A la question Qu’est-ce qu’un laps pour toi?… On s’attendait à une réponse écrite par l’Ecrivain et finalement, dans ce texte, comme dans son oeuvre et dans son parcours où les vérités se croisent et s’y transforment en mots, ce sont l’Avocat et l’Ecrivain qui, ensemble, dialoguent et répondent.
Laps
Un ami écrivain me parlait récemment de sa nièce de six ans : « Elle me fait penser à toi : quand elle passe dans le couloir de mon appartement, elle soupire : Je m’ennuie. »
Une graphologue, à qui j’avais montré deux pages manuscrites (écrites à vingt ans d’intervalle) m’avait expliqué : « Ton écriture a les mêmes forces et les mêmes faiblesses que quand tu étais adolescent : la position immobile te met mal à l’aise. »
En écrivant ce texte, je prends conscience de ce paradoxe : les laps sont des zones tampons dans ma vie que je ne sais pas gérer ; je les fantasme (attendre à une terrasse de café, prendre du plaisir à attendre quelques secondes, quelques minutes ; j’aimerais apprendre à attendre). Pourtant, les laps structurent mon écriture (plus que la grammaire ou l’orthographe) : les points-virgules, les espaces entre mes paragraphes occupent une place essentielle dans mes livres : souvent, j’explique que 90% de mon travail d’écriture est consacré aux transitions, à répartir les paragraphes de manière semi-aléatoire en fonction des blancs, des non-dits qu’ils génèrent.
« Les silences dans mon écriture sont des espaces entre deux dents » ai-je écrit dans Les Carnets blancs. »
« Ils disent que mon écriture est simple. Ce n’est pas de ma faute s’ils ne peuvent pas entendre les cloches dans ma tête. »
Je suis avocat et écrivain. On me demande souvent comment je conjugue les deux.
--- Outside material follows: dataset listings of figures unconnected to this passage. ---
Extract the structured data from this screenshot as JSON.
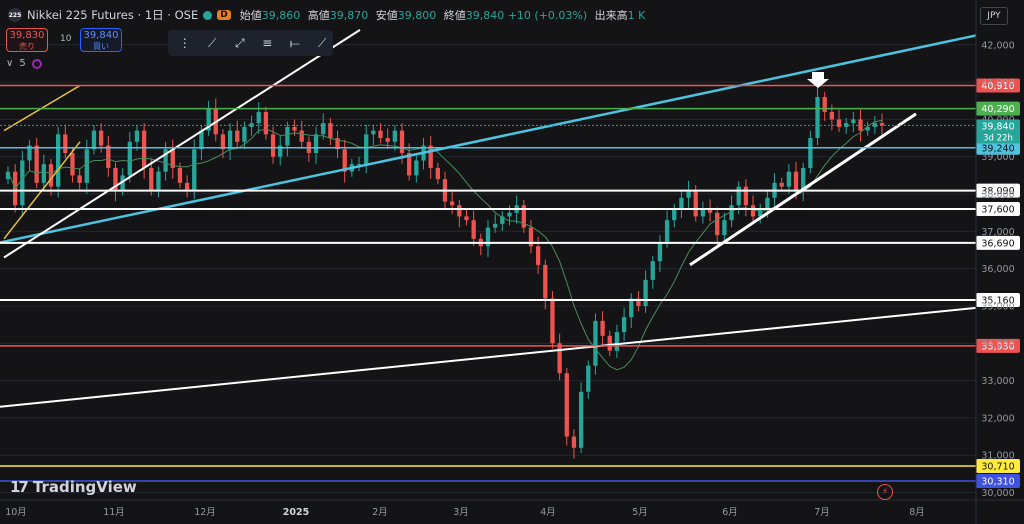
{
  "header": {
    "symbol_badge": "225",
    "title": "Nikkei 225 Futures · 1日 · OSE",
    "d_badge": "D",
    "ohlc": [
      {
        "label": "始値",
        "value": "39,860"
      },
      {
        "label": "高値",
        "value": "39,870"
      },
      {
        "label": "安値",
        "value": "39,800"
      },
      {
        "label": "終値",
        "value": "39,840 +10 (+0.03%)"
      },
      {
        "label": "出来高",
        "value": "1 K"
      }
    ]
  },
  "trade": {
    "sell_price": "39,830",
    "sell_label": "売り",
    "quantity": "10",
    "buy_price": "39,840",
    "buy_label": "買い"
  },
  "indicators": {
    "collapse": "∨",
    "count": "5"
  },
  "currency": "JPY",
  "branding": "TradingView",
  "chart_data": {
    "type": "candlestick",
    "x_labels": [
      "10月",
      "11月",
      "12月",
      "2025",
      "2月",
      "3月",
      "4月",
      "5月",
      "6月",
      "7月",
      "8月"
    ],
    "y_ticks": [
      30000,
      31000,
      32000,
      33000,
      34000,
      35000,
      36000,
      37000,
      38000,
      39000,
      40000,
      41000,
      42000
    ],
    "ylim": [
      29800,
      42450
    ],
    "horizontal_lines": [
      {
        "label": "40,910",
        "value": 40910,
        "color": "#ef5350"
      },
      {
        "label": "40,290",
        "value": 40290,
        "color": "#4caf50"
      },
      {
        "label": "39,240",
        "value": 39240,
        "color": "#4dc3e0"
      },
      {
        "label": "38,090",
        "value": 38090,
        "color": "#ffffff"
      },
      {
        "label": "37,600",
        "value": 37600,
        "color": "#ffffff"
      },
      {
        "label": "36,690",
        "value": 36690,
        "color": "#ffffff"
      },
      {
        "label": "35,160",
        "value": 35160,
        "color": "#ffffff"
      },
      {
        "label": "33,930",
        "value": 33930,
        "color": "#ef5350"
      },
      {
        "label": "30,710",
        "value": 30710,
        "color": "#ffeb3b"
      },
      {
        "label": "30,310",
        "value": 30310,
        "color": "#3f51e0"
      }
    ],
    "last_price": {
      "label": "39,840",
      "countdown": "3d 22h",
      "value": 39840
    },
    "closes": [
      38600,
      37700,
      38900,
      39300,
      38300,
      38800,
      38200,
      39600,
      39100,
      38500,
      38300,
      39200,
      39700,
      39300,
      38700,
      38100,
      38500,
      39400,
      39700,
      38700,
      38100,
      38600,
      39200,
      38700,
      38300,
      38100,
      39200,
      39700,
      40300,
      39600,
      39200,
      39700,
      39400,
      39800,
      39900,
      40200,
      39600,
      39000,
      39300,
      39800,
      39700,
      39400,
      39100,
      39600,
      39900,
      39500,
      39200,
      38600,
      38800,
      38800,
      39600,
      39700,
      39500,
      39400,
      39700,
      39100,
      38500,
      38900,
      39300,
      38700,
      38400,
      37800,
      37700,
      37400,
      37300,
      36800,
      36600,
      37100,
      37200,
      37400,
      37500,
      37700,
      37100,
      36600,
      36100,
      35200,
      34000,
      33200,
      31500,
      31200,
      32700,
      33400,
      34600,
      34200,
      33800,
      34300,
      34700,
      35200,
      35000,
      35700,
      36200,
      36700,
      37300,
      37600,
      37900,
      38100,
      37400,
      37600,
      37500,
      36900,
      37300,
      37700,
      38200,
      37700,
      37400,
      37600,
      37900,
      38300,
      38200,
      38600,
      38100,
      38700,
      39500,
      40600,
      40200,
      40000,
      39800,
      39900,
      40000,
      39700,
      39800,
      39900,
      39840
    ]
  }
}
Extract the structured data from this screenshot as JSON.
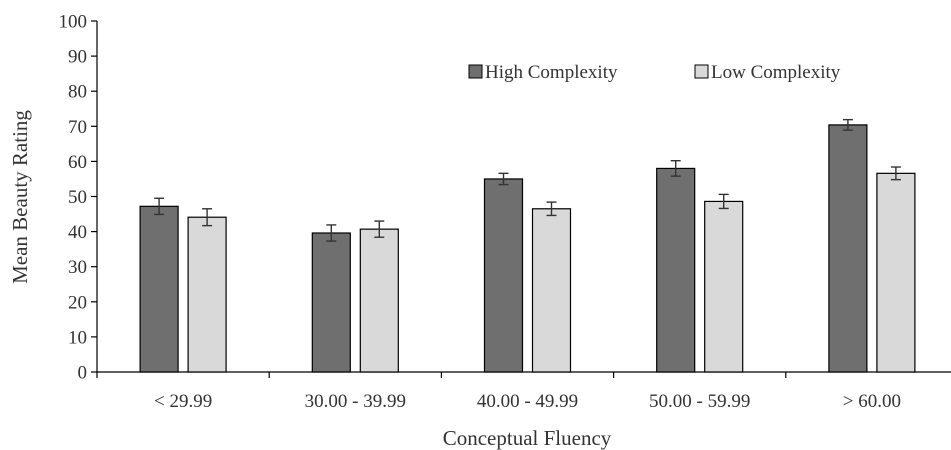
{
  "chart_data": {
    "type": "bar",
    "xlabel": "Conceptual Fluency",
    "ylabel": "Mean Beauty Rating",
    "categories": [
      "< 29.99",
      "30.00 - 39.99",
      "40.00 - 49.99",
      "50.00 - 59.99",
      "> 60.00"
    ],
    "ylim": [
      0,
      100
    ],
    "yticks": [
      0,
      10,
      20,
      30,
      40,
      50,
      60,
      70,
      80,
      90,
      100
    ],
    "series": [
      {
        "name": "High Complexity",
        "color": "#6f6f6f",
        "values": [
          47.2,
          39.6,
          55.0,
          58.0,
          70.4
        ],
        "errors": [
          2.3,
          2.3,
          1.6,
          2.2,
          1.5
        ]
      },
      {
        "name": "Low Complexity",
        "color": "#d9d9d9",
        "values": [
          44.1,
          40.7,
          46.5,
          48.6,
          56.6
        ],
        "errors": [
          2.4,
          2.3,
          1.9,
          2.0,
          1.8
        ]
      }
    ],
    "legend_position": "top-right",
    "grid": false
  }
}
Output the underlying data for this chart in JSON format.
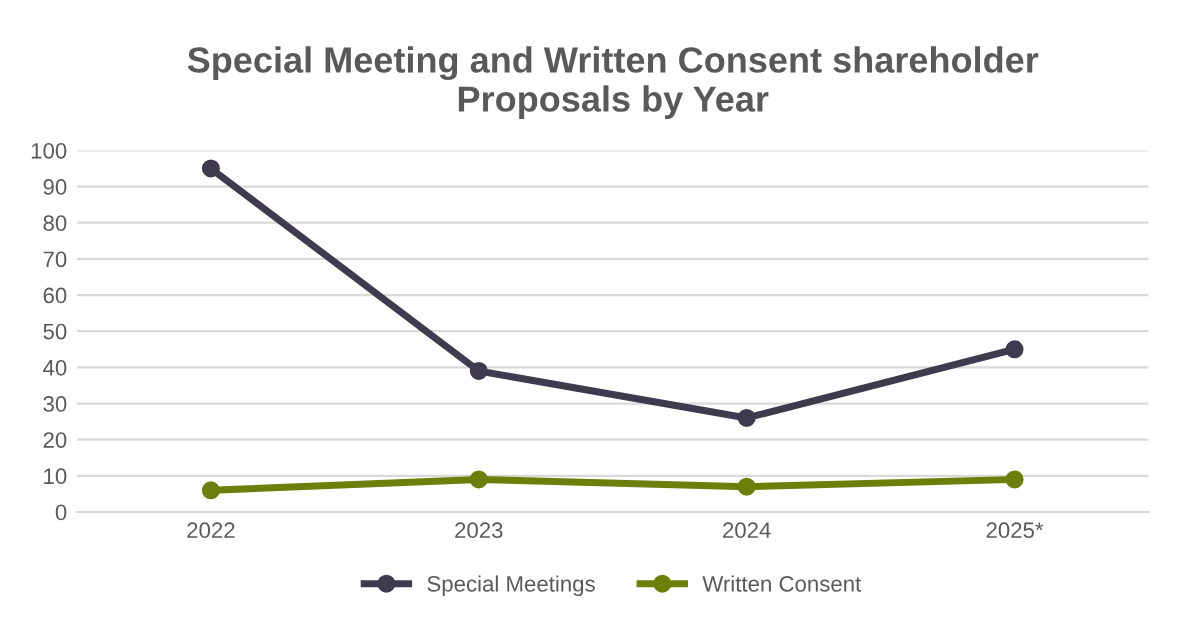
{
  "chart_data": {
    "type": "line",
    "title": "Special Meeting and Written Consent shareholder\nProposals by Year",
    "categories": [
      "2022",
      "2023",
      "2024",
      "2025*"
    ],
    "series": [
      {
        "name": "Special Meetings",
        "color": "#403a4f",
        "values": [
          95,
          39,
          26,
          45
        ]
      },
      {
        "name": "Written Consent",
        "color": "#6b7f0a",
        "values": [
          6,
          9,
          7,
          9
        ]
      }
    ],
    "ylim": [
      0,
      100
    ],
    "yticks": [
      0,
      10,
      20,
      30,
      40,
      50,
      60,
      70,
      80,
      90,
      100
    ],
    "grid": "y",
    "legend": "bottom",
    "marker": "circle",
    "line_style": "solid"
  }
}
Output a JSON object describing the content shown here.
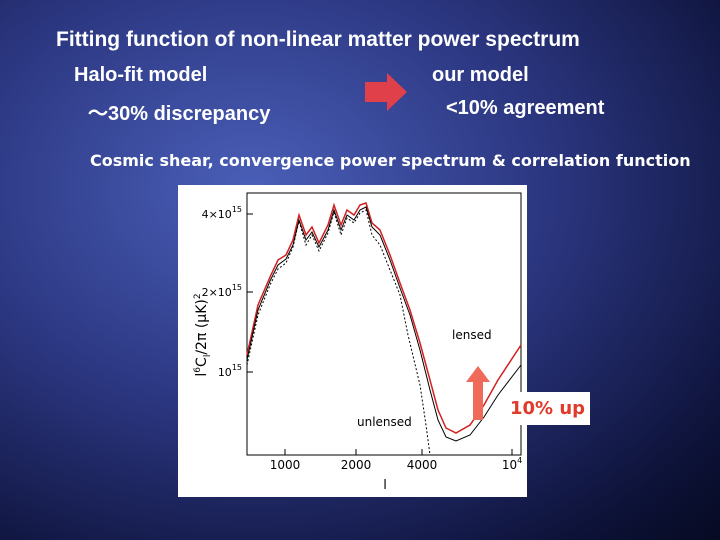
{
  "header": {
    "title": "Fitting function of non-linear matter power spectrum"
  },
  "left": {
    "label": "Halo-fit model",
    "note": "〜30% discrepancy"
  },
  "right": {
    "label": "our model",
    "note": "<10% agreement"
  },
  "subtitle": "Cosmic shear, convergence power spectrum & correlation function",
  "figure": {
    "y_tick_labels": [
      {
        "base": "4×10",
        "exponent": "15"
      },
      {
        "base": "2×10",
        "exponent": "15"
      },
      {
        "base": "10",
        "exponent": "15"
      }
    ],
    "x_tick_labels": [
      {
        "base": "1000"
      },
      {
        "base": "2000"
      },
      {
        "base": "4000"
      },
      {
        "base": "10",
        "exponent": "4"
      }
    ],
    "x_label": "l",
    "y_label": [
      "l",
      "6",
      "C",
      "l",
      "/2π  (μK)",
      "2"
    ],
    "curve_labels": [
      "lensed",
      "unlensed"
    ],
    "callout": "10% up"
  }
}
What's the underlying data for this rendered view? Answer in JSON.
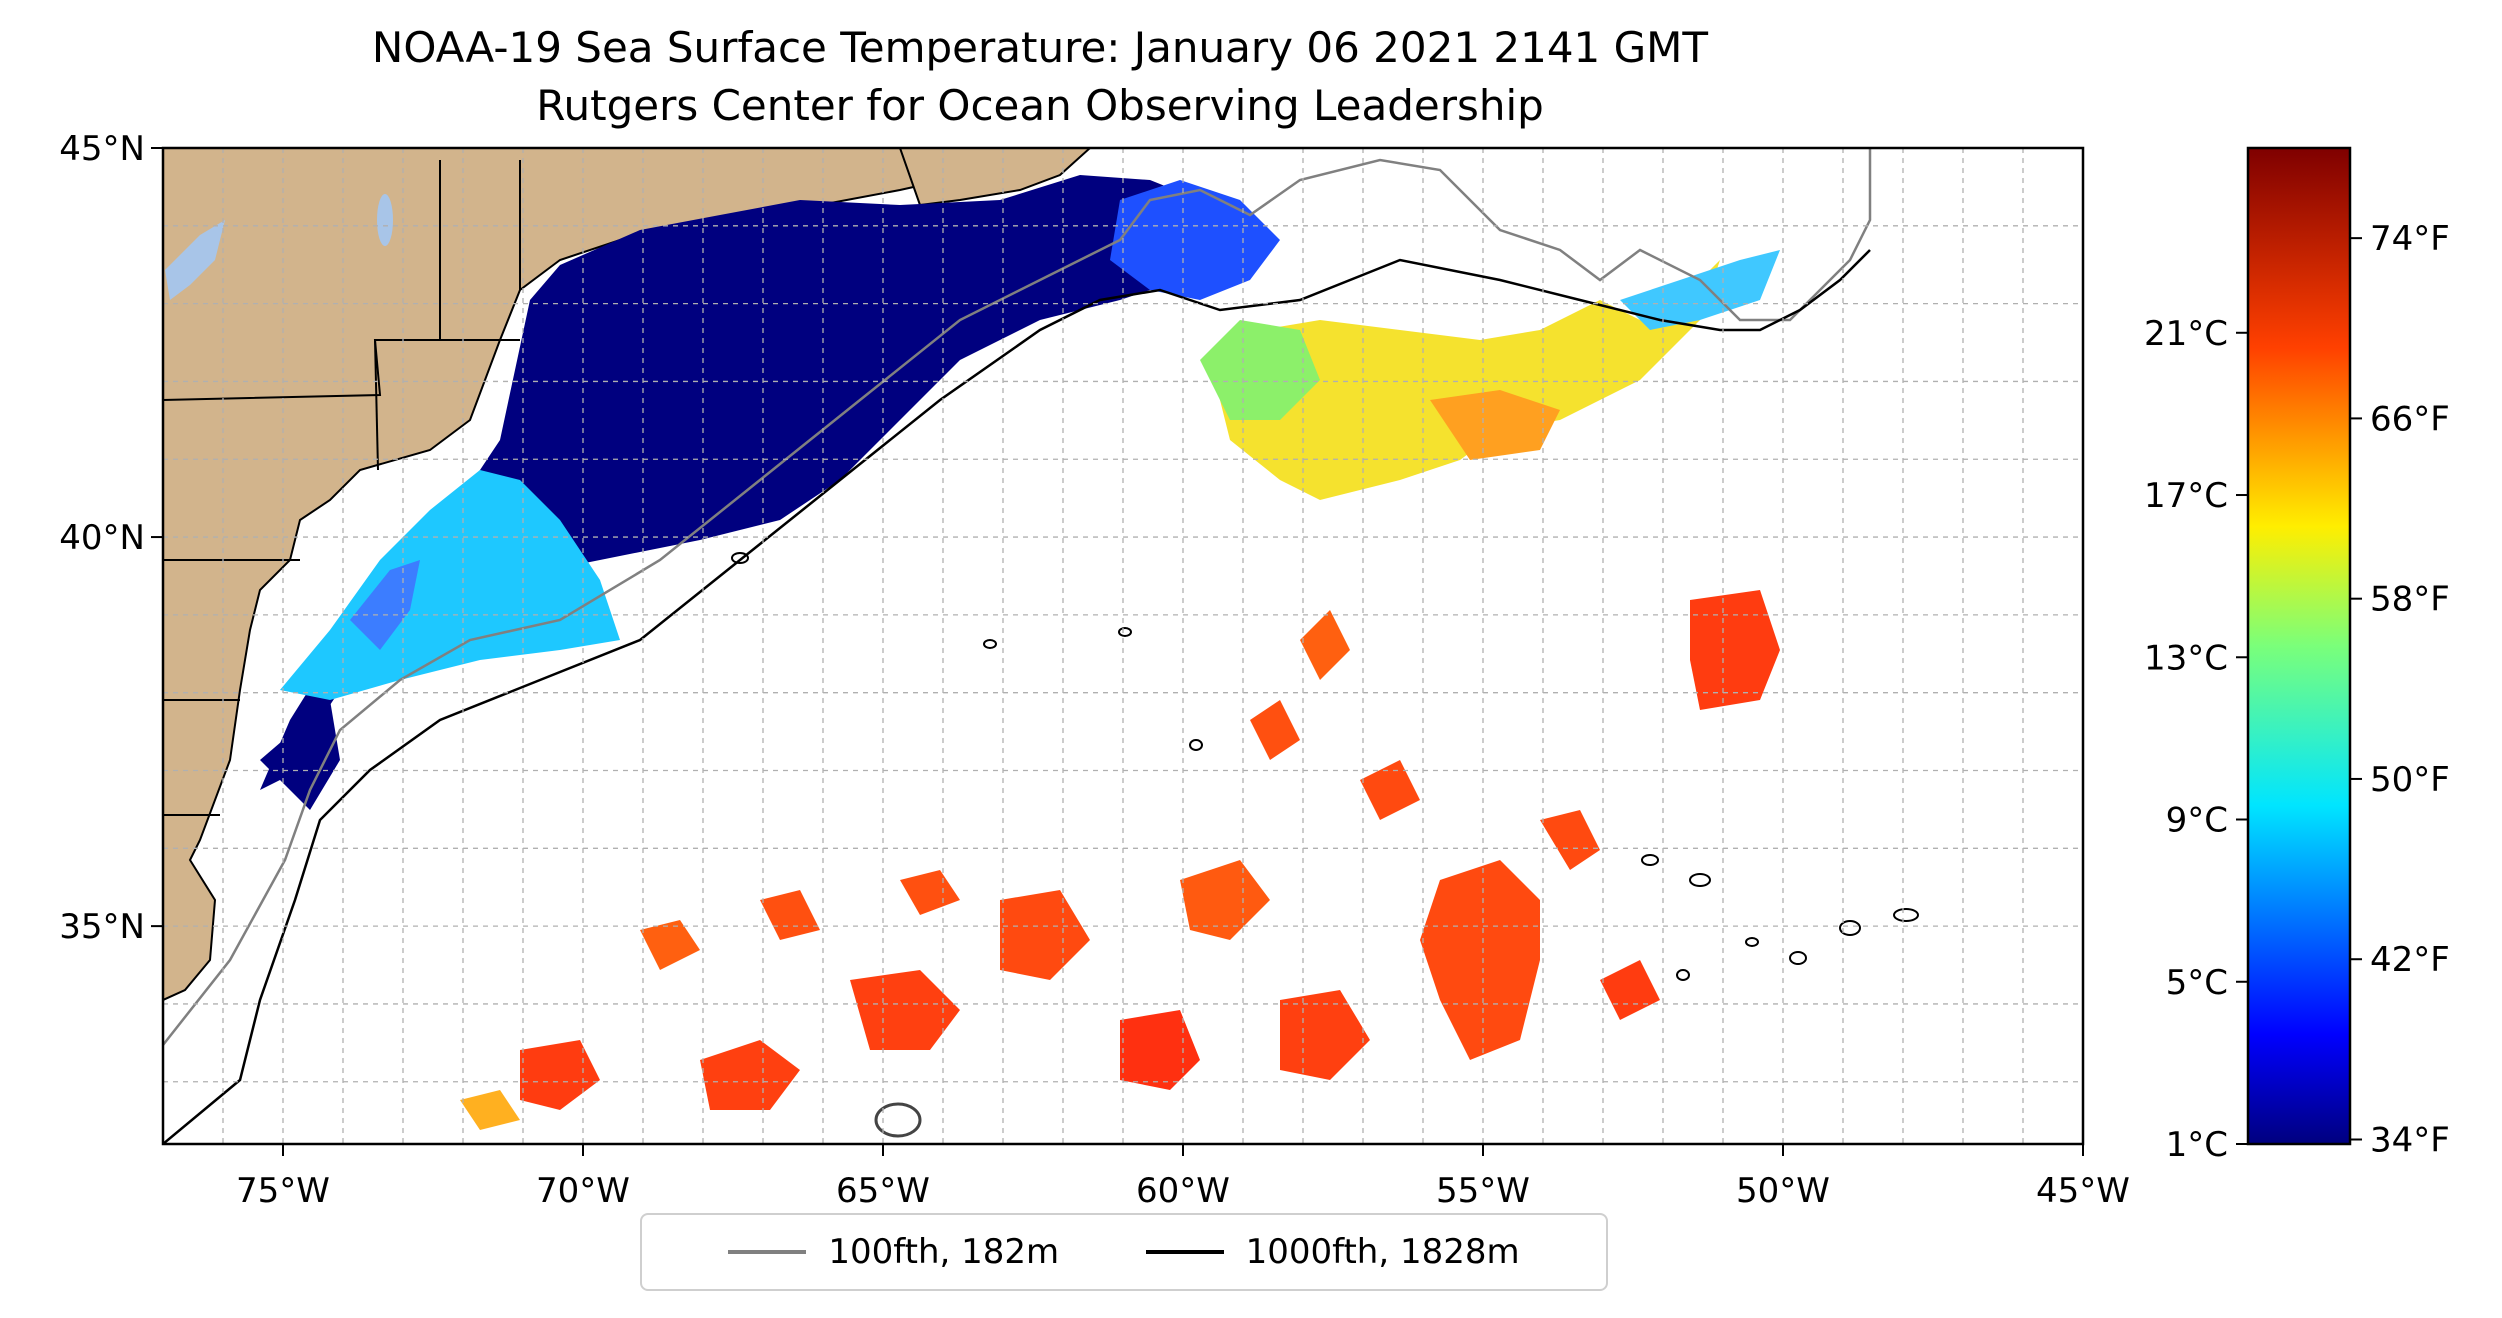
{
  "title": "NOAA-19 Sea Surface Temperature: January 06 2021 2141 GMT",
  "subtitle": "Rutgers Center for Ocean Observing Leadership",
  "map": {
    "lon_range": [
      -77,
      -45
    ],
    "lat_range": [
      32.2,
      45
    ],
    "lon_ticks": [
      "75°W",
      "70°W",
      "65°W",
      "60°W",
      "55°W",
      "50°W",
      "45°W"
    ],
    "lon_values": [
      -75,
      -70,
      -65,
      -60,
      -55,
      -50,
      -45
    ],
    "lat_ticks": [
      "45°N",
      "40°N",
      "35°N"
    ],
    "lat_values": [
      45,
      40,
      35
    ],
    "grid": true,
    "land_color": "#d2b48c",
    "lake_color": "#a8c5e8"
  },
  "colorbar": {
    "colormap": "jet",
    "celsius_labels": [
      "1°C",
      "5°C",
      "9°C",
      "13°C",
      "17°C",
      "21°C"
    ],
    "celsius_values": [
      1,
      5,
      9,
      13,
      17,
      21
    ],
    "fahrenheit_labels": [
      "34°F",
      "42°F",
      "50°F",
      "58°F",
      "66°F",
      "74°F"
    ],
    "fahrenheit_values": [
      34,
      42,
      50,
      58,
      66,
      74
    ],
    "range_f": [
      33.8,
      78
    ]
  },
  "legend": {
    "items": [
      {
        "label": "100fth, 182m",
        "color": "#808080"
      },
      {
        "label": "1000fth, 1828m",
        "color": "#000000"
      }
    ],
    "placement": "bottom-center"
  }
}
De manière mécanique, je répète : Je suis dans la maîtrise quand je suis avocat, dans l’abandon quand je suis écrivain ; j’ai besoin des deux pour être en mouvement.
L’avocat ne sait pas gérer les laps ; l’écrivain les range comme des peluches imaginaires.
En 2010, mon nom d’avocat a fusionné avec mon identité d’écrivain.
Depuis, je suis redevenu Mathieu (espace) Simonet. Seule ma signature a gardé la trace du nom maternel. Cinq lettres. Ce laps que je ne prononce plus.
Mathieu Simonet
Né en 1972 à Paris. Vit et travaille à Paris.
Ecrivain et avocat, Mathieu Simonet s’intéresse aux questions du droit d’auteur et des frontières de l’autobiographie. Ses écrits partent de ses expériences intimes pour penser des projets artistiques dont la réalisation requiert la participation d’autres personnes.
De 2006 à 2009, il co-anime chaque semaine une émission sur VIVRE FM. Entre 2004 et 2006, il collabore avec le photographe Cyrille Benhamou au Métrographe où ligne par ligne, ils voyagent dans le métro et saisissent, par la photographie et l’écriture, des instants de cette promenade sans fin.
En 2010, il publie Les Carnets Blancs (Seuil), récit de la dispersion de 100 carnets intimes, rédigés entre 1984 et 2004 et confiés au hasard de ses rencontres, avec pour instruction de les transformer et/ou de les faire disparaître. Il participe à la Revue littéraire (éd. Léo Scheer) et au Magazine Littéraire. En 2012, il publie La Maternité (Seuil. Prix de l’Ile aux Livres) et Les Corps fermés (éd. Emoticourt) puis en 2013, Marc Beltra, roman autour d’une disparition (éd. Omniscience).
Depuis 2014, Mathieu est administrateur de la Société des Gens de Lettres et nommé à La Commission des contributions financières à la production de films de court métrage du CNC.
Parallèlement à son activité d’avocat, Mathieu Simonet élabore et anime des ateliers et projets d’écriture entre autres, auprès d’établissements scolaires et en milieux hospitaliers.